Ces relations fondatrices pour la compréhension humaine de la nature négligent l’inventivité propre du végétal, dans son propos permanent d’extension et de perpétuation.
Aussi tardif que modeste est « le geste auguste du semeur » au regard des centaines de millions d’années de coévolution : la dissémination et la croissance des plantes dépendent pour beaucoup d’acteurs non humains. Les fourmis déplacent et « sèment » des quantités de graines (certaines « cultivent » les champignons inférieurs dont elles s’alimentent, sur un compost de feuilles mâchées) ; oiseaux et mammifères les transportent dans les plumes ou les poils, en constituent parfois des réserves qui sont autant de « conservatoires », quand ils ne modifient pas les milieux par des actions physiques (labours des sangliers, favorables à certaines levées) ou chimiques : fumure azotée des abreuvoirs riverains, des sites où nichent les colonies aviaires.
En extrayant au printemps les glands alors germés de leurs cachettes, les geais, qu’intéressent seulement les réserves nutritives des cotylédons, brisent en partie les radicelles en développement ; il a été montré que ce stress favorise la production racinaire, que les jeunes sujets ainsi « conduits » ont de meilleures chances de grandir.
L’intervention animale ne concerne pas seulement les plantes sauvages : déjà attestée en Mésopotamie antique, toujours pratiquée en plusieurs régions du monde, la caprification consiste à suspendre des rameaux fructifiés de caprifiguiers (figuiers sauvages) dans les branches de certaines races cultivées incapables de mûrir leurs figues sans l’intervention du blastophage, la « guêpe du figuier ». L’insecte et l’arbuste sauvage vivent en symbiose : le premier pond et se développe exclusivement à l’intérieur des figues, celles-ci ne peuvent se développer sans la fécondation qu’il assure. Des races cultivées stériles ne mûrissent qu’après le stimulus au passage de la guêpe par « l’œil » du pseudo-fruit.

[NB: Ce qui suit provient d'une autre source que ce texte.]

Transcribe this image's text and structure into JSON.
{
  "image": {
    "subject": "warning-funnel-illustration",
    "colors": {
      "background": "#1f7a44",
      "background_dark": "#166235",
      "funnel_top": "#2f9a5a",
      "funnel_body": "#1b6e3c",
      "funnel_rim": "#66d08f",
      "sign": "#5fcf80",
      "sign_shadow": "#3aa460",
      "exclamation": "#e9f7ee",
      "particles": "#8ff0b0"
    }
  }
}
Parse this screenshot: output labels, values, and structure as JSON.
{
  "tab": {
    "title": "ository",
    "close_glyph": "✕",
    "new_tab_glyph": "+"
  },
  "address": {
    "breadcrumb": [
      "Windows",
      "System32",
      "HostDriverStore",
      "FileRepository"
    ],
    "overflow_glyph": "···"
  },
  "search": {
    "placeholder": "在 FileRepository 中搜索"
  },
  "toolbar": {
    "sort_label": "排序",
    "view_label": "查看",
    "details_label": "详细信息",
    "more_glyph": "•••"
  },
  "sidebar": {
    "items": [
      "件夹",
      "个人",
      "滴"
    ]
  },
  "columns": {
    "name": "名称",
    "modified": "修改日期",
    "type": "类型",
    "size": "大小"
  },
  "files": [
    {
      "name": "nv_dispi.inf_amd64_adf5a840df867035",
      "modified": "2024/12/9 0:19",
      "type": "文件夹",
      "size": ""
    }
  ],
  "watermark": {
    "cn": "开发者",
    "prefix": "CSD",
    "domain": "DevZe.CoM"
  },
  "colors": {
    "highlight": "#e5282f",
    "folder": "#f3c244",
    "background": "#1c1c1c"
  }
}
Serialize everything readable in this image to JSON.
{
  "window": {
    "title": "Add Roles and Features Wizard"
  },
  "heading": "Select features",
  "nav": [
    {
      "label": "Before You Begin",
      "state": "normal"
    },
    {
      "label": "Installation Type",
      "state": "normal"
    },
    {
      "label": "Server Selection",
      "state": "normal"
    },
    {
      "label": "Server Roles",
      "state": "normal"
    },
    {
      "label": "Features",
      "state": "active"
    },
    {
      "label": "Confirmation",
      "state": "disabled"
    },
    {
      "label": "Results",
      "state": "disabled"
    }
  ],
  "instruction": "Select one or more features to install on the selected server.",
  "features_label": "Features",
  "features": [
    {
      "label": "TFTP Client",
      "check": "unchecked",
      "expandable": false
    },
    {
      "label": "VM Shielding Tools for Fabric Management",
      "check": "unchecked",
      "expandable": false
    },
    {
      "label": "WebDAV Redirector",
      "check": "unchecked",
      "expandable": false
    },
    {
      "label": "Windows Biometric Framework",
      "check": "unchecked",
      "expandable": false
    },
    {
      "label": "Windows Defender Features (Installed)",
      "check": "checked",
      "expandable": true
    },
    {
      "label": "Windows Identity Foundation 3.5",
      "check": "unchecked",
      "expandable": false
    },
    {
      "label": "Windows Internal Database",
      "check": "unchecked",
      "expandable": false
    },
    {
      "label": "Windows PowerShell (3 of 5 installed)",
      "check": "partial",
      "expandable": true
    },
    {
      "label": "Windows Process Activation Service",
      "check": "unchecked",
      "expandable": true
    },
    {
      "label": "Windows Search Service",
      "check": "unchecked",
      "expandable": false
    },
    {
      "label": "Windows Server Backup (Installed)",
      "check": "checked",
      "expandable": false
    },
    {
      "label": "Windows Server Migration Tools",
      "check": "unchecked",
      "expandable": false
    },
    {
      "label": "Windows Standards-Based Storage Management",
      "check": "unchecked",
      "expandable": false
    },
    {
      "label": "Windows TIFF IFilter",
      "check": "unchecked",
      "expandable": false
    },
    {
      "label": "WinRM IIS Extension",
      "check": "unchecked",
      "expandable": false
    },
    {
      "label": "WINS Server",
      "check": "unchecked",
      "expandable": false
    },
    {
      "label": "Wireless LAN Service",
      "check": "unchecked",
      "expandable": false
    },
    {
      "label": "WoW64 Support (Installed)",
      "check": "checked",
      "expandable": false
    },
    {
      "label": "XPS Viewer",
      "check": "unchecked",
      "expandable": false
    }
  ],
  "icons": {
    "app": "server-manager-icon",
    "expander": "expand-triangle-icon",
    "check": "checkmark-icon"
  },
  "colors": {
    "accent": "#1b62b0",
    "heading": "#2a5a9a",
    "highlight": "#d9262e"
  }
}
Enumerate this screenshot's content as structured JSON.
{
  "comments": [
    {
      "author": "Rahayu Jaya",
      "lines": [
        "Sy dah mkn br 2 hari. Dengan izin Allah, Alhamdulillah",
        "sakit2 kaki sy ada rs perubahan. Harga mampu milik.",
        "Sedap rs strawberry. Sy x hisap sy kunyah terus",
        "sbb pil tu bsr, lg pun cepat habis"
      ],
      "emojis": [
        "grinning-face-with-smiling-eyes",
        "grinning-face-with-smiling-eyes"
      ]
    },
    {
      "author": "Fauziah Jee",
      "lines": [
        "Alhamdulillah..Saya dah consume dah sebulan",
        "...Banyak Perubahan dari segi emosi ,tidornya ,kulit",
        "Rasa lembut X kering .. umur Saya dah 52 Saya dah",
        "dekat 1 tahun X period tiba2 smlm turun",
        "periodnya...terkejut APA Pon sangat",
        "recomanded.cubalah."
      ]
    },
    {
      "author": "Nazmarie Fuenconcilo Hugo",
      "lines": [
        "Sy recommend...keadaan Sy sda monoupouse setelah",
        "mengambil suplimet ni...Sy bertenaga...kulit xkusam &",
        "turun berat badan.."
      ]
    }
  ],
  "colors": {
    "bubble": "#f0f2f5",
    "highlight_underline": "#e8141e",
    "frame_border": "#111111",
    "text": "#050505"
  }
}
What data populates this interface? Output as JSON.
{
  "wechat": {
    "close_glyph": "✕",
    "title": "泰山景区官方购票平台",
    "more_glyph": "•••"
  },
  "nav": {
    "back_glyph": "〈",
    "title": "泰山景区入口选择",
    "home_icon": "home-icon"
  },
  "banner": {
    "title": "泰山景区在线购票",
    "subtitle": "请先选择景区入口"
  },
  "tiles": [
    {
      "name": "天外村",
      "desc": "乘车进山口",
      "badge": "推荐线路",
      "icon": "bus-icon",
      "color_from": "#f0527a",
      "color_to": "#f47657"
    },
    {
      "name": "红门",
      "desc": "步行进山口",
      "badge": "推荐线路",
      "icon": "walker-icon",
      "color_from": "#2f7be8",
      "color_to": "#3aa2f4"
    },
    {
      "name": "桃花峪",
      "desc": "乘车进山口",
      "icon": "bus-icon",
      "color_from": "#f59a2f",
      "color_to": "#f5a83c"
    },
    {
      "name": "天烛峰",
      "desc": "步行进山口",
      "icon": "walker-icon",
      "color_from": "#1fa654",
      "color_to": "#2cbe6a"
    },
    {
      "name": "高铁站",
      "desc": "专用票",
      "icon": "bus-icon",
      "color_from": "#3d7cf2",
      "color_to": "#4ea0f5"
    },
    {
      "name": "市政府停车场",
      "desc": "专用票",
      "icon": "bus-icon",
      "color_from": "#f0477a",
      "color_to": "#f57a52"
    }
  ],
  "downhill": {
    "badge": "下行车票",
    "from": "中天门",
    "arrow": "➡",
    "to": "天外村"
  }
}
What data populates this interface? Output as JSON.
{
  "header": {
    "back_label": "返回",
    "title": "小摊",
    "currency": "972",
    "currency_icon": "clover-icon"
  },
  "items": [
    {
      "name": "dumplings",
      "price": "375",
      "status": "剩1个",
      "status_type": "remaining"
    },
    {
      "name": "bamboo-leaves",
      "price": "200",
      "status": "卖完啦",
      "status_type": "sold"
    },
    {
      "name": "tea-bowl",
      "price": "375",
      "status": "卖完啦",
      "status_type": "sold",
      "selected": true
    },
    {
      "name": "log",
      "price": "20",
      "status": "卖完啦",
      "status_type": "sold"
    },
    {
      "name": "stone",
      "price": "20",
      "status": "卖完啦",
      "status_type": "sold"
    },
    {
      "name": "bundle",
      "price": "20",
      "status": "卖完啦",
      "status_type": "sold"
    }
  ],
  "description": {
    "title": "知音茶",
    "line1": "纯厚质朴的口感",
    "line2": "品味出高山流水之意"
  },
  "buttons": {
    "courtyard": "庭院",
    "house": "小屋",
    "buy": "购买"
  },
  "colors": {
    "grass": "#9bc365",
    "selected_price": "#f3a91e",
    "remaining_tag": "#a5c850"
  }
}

Quant aux alliances des racines avec le réseau mycélien du sol, liens qu’on explore attentivement depuis peu, ce sont des interrelations assimilables à des assistances mutuelles à la croissance et au maintien dans le et du milieu. D’un intérêt majeur dans la perspective de nouvelle gestion des cultures, et aussi des milieux naturels, ces symbioses, par assimilation aux échanges sociaux, nourrissent désormais un vaste imaginaire d’entente et de partage chez les humains. Les plantes (auxquelles les champignons ont cessé d’appartenir…) y gagnent énormément en exemplarité.
L’étude des discours, représentations, images, métaphores, etc., associés à ce processus d’émergence d’une nouvelle morale de la nature est au centre des interrogations du séminaire.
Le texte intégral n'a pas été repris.